Cautious potential customer approaches vinyl record person (me).
I was quite close to the deejay set-up so I found myself leaning in to hear the shouted inquiries: (How much? Who is on this? Have you heard this? When did this come out? Is it good? Who would you compare this to?). At the same time, the deejays provided mixes of the familiar and unfamiliar, which is all you can ask for. What fun is it if you know every song? Or for that matter, if you don't know any of the tunes? They were deejay sets that clearly celebrated the fidelity and inherent qualities that make vinyl records unique (surface noise, anyone?). Oh how I'd love to have someone cover my table in order to dj a short set. (HINT, HINT clubs, hotels, art galleries, etc.) The age mix seemed to run the gamut, with the majority falling somewhere between oh, let's say 21 and 60...and let me just say that probably my most aggressive haggler (hagglette?) looked to be all of 18.

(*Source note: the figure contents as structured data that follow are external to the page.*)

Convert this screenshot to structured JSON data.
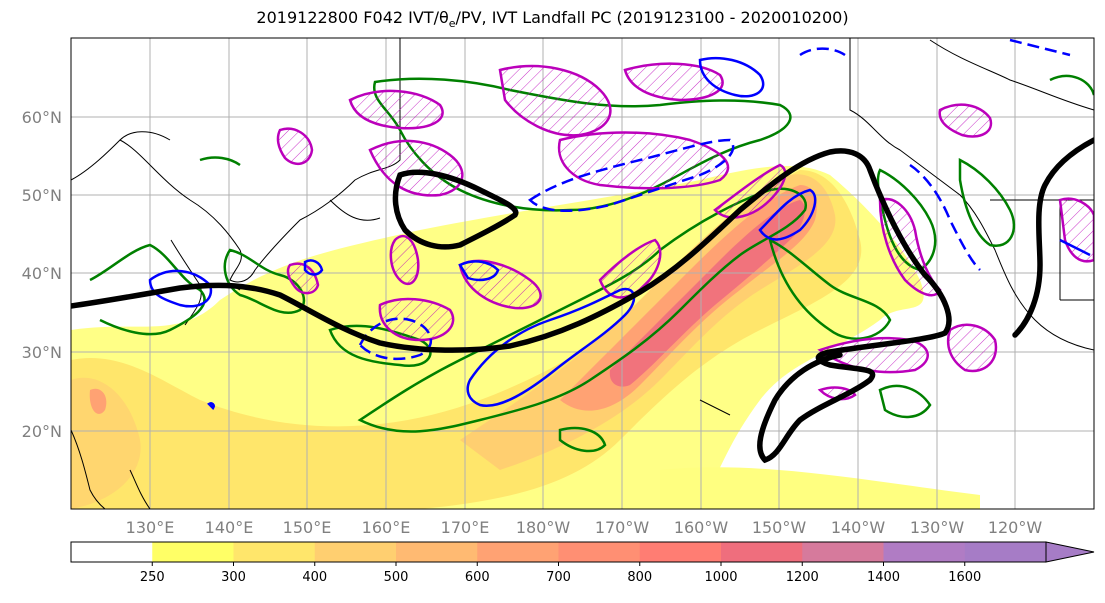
{
  "title": "2019122800 F042 IVT/θe/PV, IVT Landfall PC (2019123100 - 2020010200)",
  "map": {
    "lat_labels": [
      "20°N",
      "30°N",
      "40°N",
      "50°N",
      "60°N"
    ],
    "lon_labels": [
      "130°E",
      "140°E",
      "150°E",
      "160°E",
      "170°E",
      "180°W",
      "170°W",
      "160°W",
      "150°W",
      "140°W",
      "130°W",
      "120°W"
    ],
    "colors": {
      "jet_contour": "#000000",
      "theta_e": "#008000",
      "pv_magenta": "#bb00bb",
      "pv_blue": "#0000ff",
      "land_outline": "#000000"
    }
  },
  "colorbar": {
    "labels": [
      "250",
      "300",
      "400",
      "500",
      "600",
      "700",
      "800",
      "1000",
      "1200",
      "1400",
      "1600"
    ],
    "colors": [
      "#ffffff",
      "#ffff66",
      "#ffe66b",
      "#ffcf70",
      "#ffba72",
      "#ffa273",
      "#ff8f73",
      "#ff7d73",
      "#ef6e7d",
      "#d67a9c",
      "#b07cc4",
      "#a67cc6"
    ]
  }
}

So what did this SINGLE guy learn from all of this? That generealizing doesn't work (everyone is into music that you wouldn't expect--a good thing), people grab for the stuff you think is ultra-obscure (Drinking Electricity, for example), it's not a trend--vinyl records are back with a Vengeance (Cramps reference), that many people wanted to know where my store is (don't have one, although will do online through the usual outlets soon), we all retain seemingly useless factoids from reading too many articles, record cover sleeves, etc. (a good thing when called upon to instantly recall said factoids), and that food and beverage just taste better when you can sit and get off of your feet (apologies to feet).
Would I do it again? Sure, in one magic moment, one heartbeat, one NYC minute, do it again, time after time...and on and on.